South of the bridges, Ty saw something that surprised him more than the destruction of his hometown: a massive airship floating toward DC. It looked like a Zeppelin from the early 1900s—an elongated, flying football that glided through the air like a massive ship on the sea.
At the bottom, near the front, a crew and passenger compartment hung like a train car affixed there, with windows and large guns mounted at the front and along the sides.
There was no insignia on the ship. “Look,” Kato said, pointing at it.
Ty watched as a massive ramp dropped open at the bottom of the compartment. Figures raced to the end of the ramp and dove, flying face first.

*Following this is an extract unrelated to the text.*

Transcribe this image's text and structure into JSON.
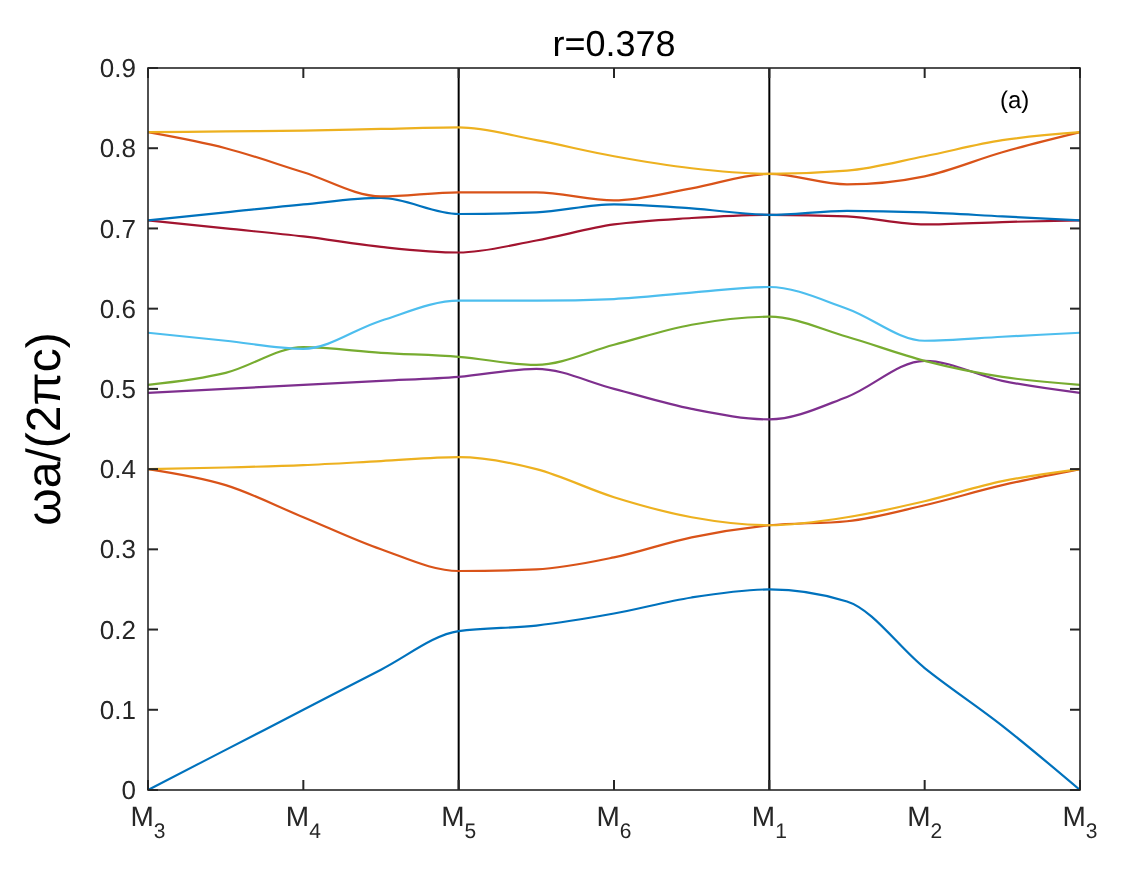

Two dozen people exited the airship before the ramp closed up.
Soon, the divers ripped cords on their chests and parachutes bloomed in the air, slowing their descent. There was no mistaking their destination: they were coming directly for the mall.
To the east, Ty heard a screeching roar. He panned over in time to see three missiles coming in fast.
The airship fired a booming broadside, a dozen shots that intercepted the missiles, exploding them in mid-air over the Atlantic.
Ty didn’t know what the missiles were carrying, but their explosion was like nothing he had ever felt. A buzzing wave rolled across the ruined city. Ty’s legs went weak. His head spun, like a boxer who had just been punched.
He gripped the rail on the observation deck, steadying himself. Another salvo of missiles bore down on the airship, which issued another defensive volley.
Again, the wave from the detonated missiles hit him, a debilitating pulse like an electric shock. To him, it was as though the missiles were carrying ordnance that took a bite out of reality, leaving a hole in its wake.
Ty felt a hand on his shoulder.
“We have to go,” Kato said, dragging him toward the stairwell.
As he turned, Ty spotted the first of the paratroopers touching down on the mall. They were heading directly for the museum—and Nora and Maria.